Use Case Status Before Joining EOSC Data Commons
Running scientific analyses based on Earth Observation (EO) data at scale involves a significant data management burden for researchers. Large volumes of data from multiple sources must be located, downloaded, and prepared before analysis can begin. This preparation involves numerous pre-processing steps, including data format conversions, reprojection, atmospheric correction, cloud masking, and structuring data into consistent spatiotemporal formats to facilitate multi-sensor fusion and time-series analysis. Metadata is often incomplete or non-harmonised, limiting discoverability and interoperability. While the EODC repository already provides petabyte-scale storage alongside cloud computing and standardised access to EO datasets via a STAC26 interface, users must still perform several resource-intensive steps manually. As EO data volumes continue to grow, this workflow becomes increasingly inefficient, diverting researchers’ time and resources away from scientific interpretation and towards repetitive technical tasks.
Objectives
- Develop automated workflows that generate on-demand, cloud-optimised EO data cubes tailored to user-defined spatial and temporal access patterns.

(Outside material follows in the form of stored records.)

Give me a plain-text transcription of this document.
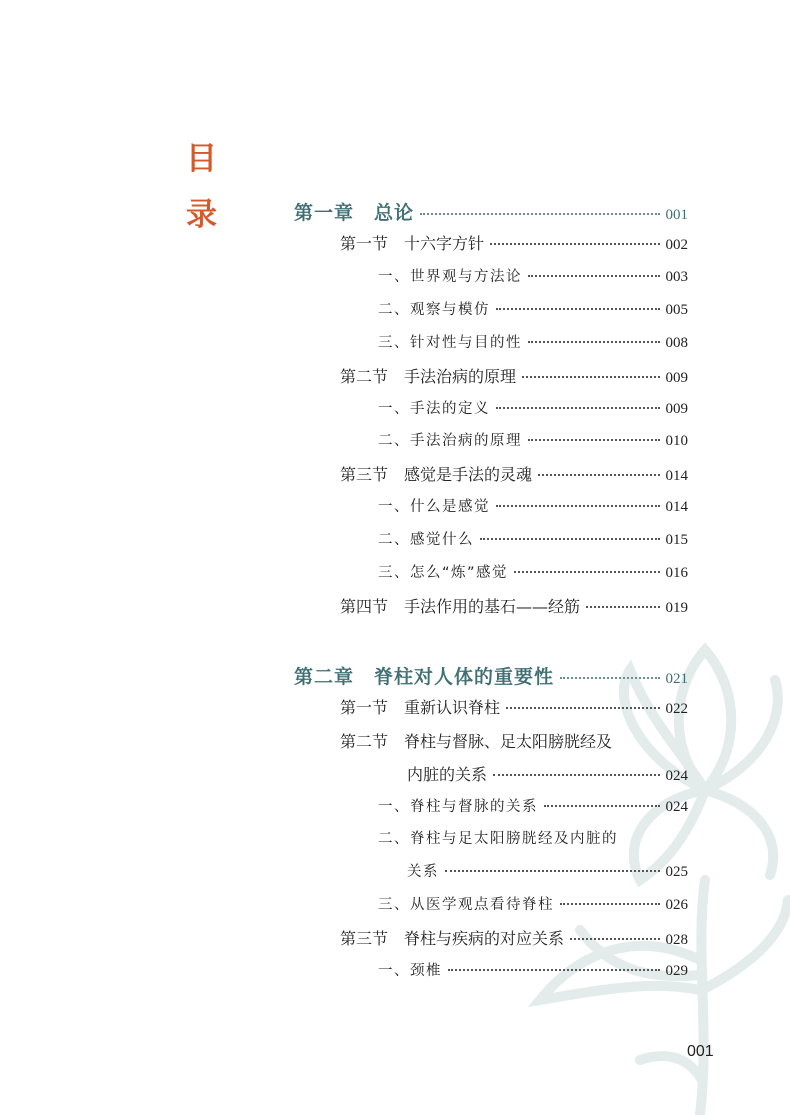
目
录	第一章　总论	001
第一节　十六字方针	002
一、世界观与方法论	003
二、观察与模仿	005
三、针对性与目的性	008
第二节　手法治病的原理	009
一、手法的定义	009
二、手法治病的原理	010
第三节　感觉是手法的灵魂	014
一、什么是感觉	014
二、感觉什么	015
三、怎么“炼”感觉	016
第四节　手法作用的基石——经筋	019
第二章　脊柱对人体的重要性	021
第一节　重新认识脊柱	022
第二节　脊柱与督脉、足太阳膀胱经及
内脏的关系	024
一、脊柱与督脉的关系	024
二、脊柱与足太阳膀胱经及内脏的
关系	025
三、从医学观点看待脊柱	026
第三节　脊柱与疾病的对应关系	028
一、颈椎	029
001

- Enable scalable and efficient time-series analysis of EO data using modern open-source tools such as xarray, Dask, and Zarr, integrated into user-preferred environments.
- Provide reusable workflows to convert legacy, non-optimised EO datasets into harmonised, cloud-native formats suitable for integration into ongoing analyses.

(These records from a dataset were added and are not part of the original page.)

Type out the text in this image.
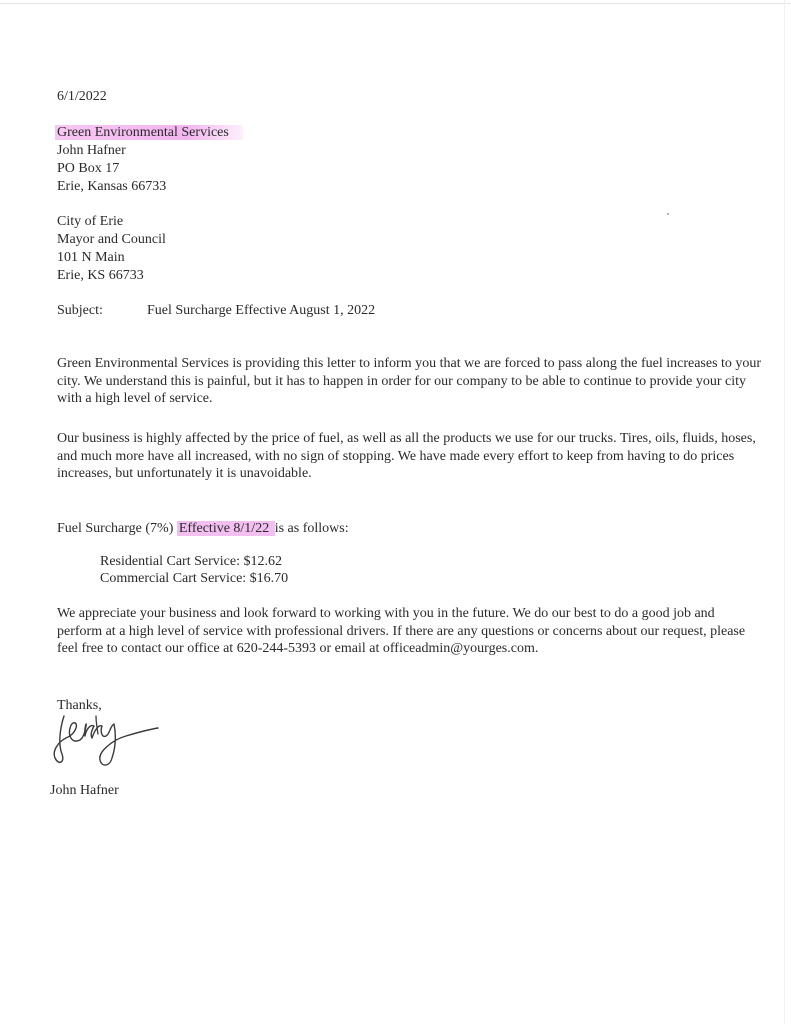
6/1/2022
Green Environmental Services
John Hafner
PO Box 17
Erie, Kansas 66733
City of Erie
Mayor and Council
101 N Main
Erie, KS 66733
Subject:	Fuel Surcharge Effective August 1, 2022
Green Environmental Services is providing this letter to inform you that we are forced to pass along the fuel increases to your city. We understand this is painful, but it has to happen in order for our company to be able to continue to provide your city with a high level of service.
Our business is highly affected by the price of fuel, as well as all the products we use for our trucks. Tires, oils, fluids, hoses, and much more have all increased, with no sign of stopping. We have made every effort to keep from having to do prices increases, but unfortunately it is unavoidable.
Fuel Surcharge (7%) Effective 8/1/22 is as follows:
Residential Cart Service: $12.62
Commercial Cart Service: $16.70
We appreciate your business and look forward to working with you in the future. We do our best to do a good job and perform at a high level of service with professional drivers. If there are any questions or concerns about our request, please feel free to contact our office at 620-244-5393 or email at officeadmin@yourges.com.
Thanks,
John Hafner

- Ensure the discoverability of both EO datasets and resulting data cubes through the EOSC Matchmaker and facilitate their processing on the EODC cloud infrastructure.
Integration with EOSC Data Commons Services and Components
EOSC Matchmaker
The use case focuses on making the EO datasets and derived data cubes in the EODC repository discoverable and accessible through the AI-based search engine and metadata warehouse by developing a dedicated STAC metadata crawler. In addition, the use case will contribute to the Catalogue of Tools by publishing the developed workflows for pre-processing and cube generation as reusable packages. These will be exposed via the Catalogue of Tools so that researchers can pair data discovered through the EOSC Matchmaker with ready-to-use processing tools.
EOSC Data Player
The use case will integrate with the EOSC Data Player by providing cloud-based computing services through the EODC infrastructure. Once data and workflows are discoverable via the EOSC Matchmaker, the EOSC Data Player will enable their execution directly on EODC’s compute resources, avoiding the need for users to transfer large volumes of Earth observation data.
FAIR Assessment Toolkit
The use case will integrate with the FAIR Assessment Toolkit to evaluate and improve the FAIRness of both existing datasets in the EODC repository and the newly generated data cubes. FAIR metrics will be applied to assess discoverability, accessibility, interoperability, and reusability. The insights gained will guide improvements in metadata quality, harmonisation, and publication practices, directly contributing to the creation of metadata-rich, standardised, and reproducible data products.
Package for processing datasets
The use case will contribute by generating packages that bundle common EO analyses (e.g. NDVI trends, SAR coherence) with the necessary protocols, URIs, permissions, and tokens to access the required datasets as well as the matching tools. These self-contained packages will ensure that both data access and execution code are included, allowing users to reproduce analyses directly on EODC infrastructure.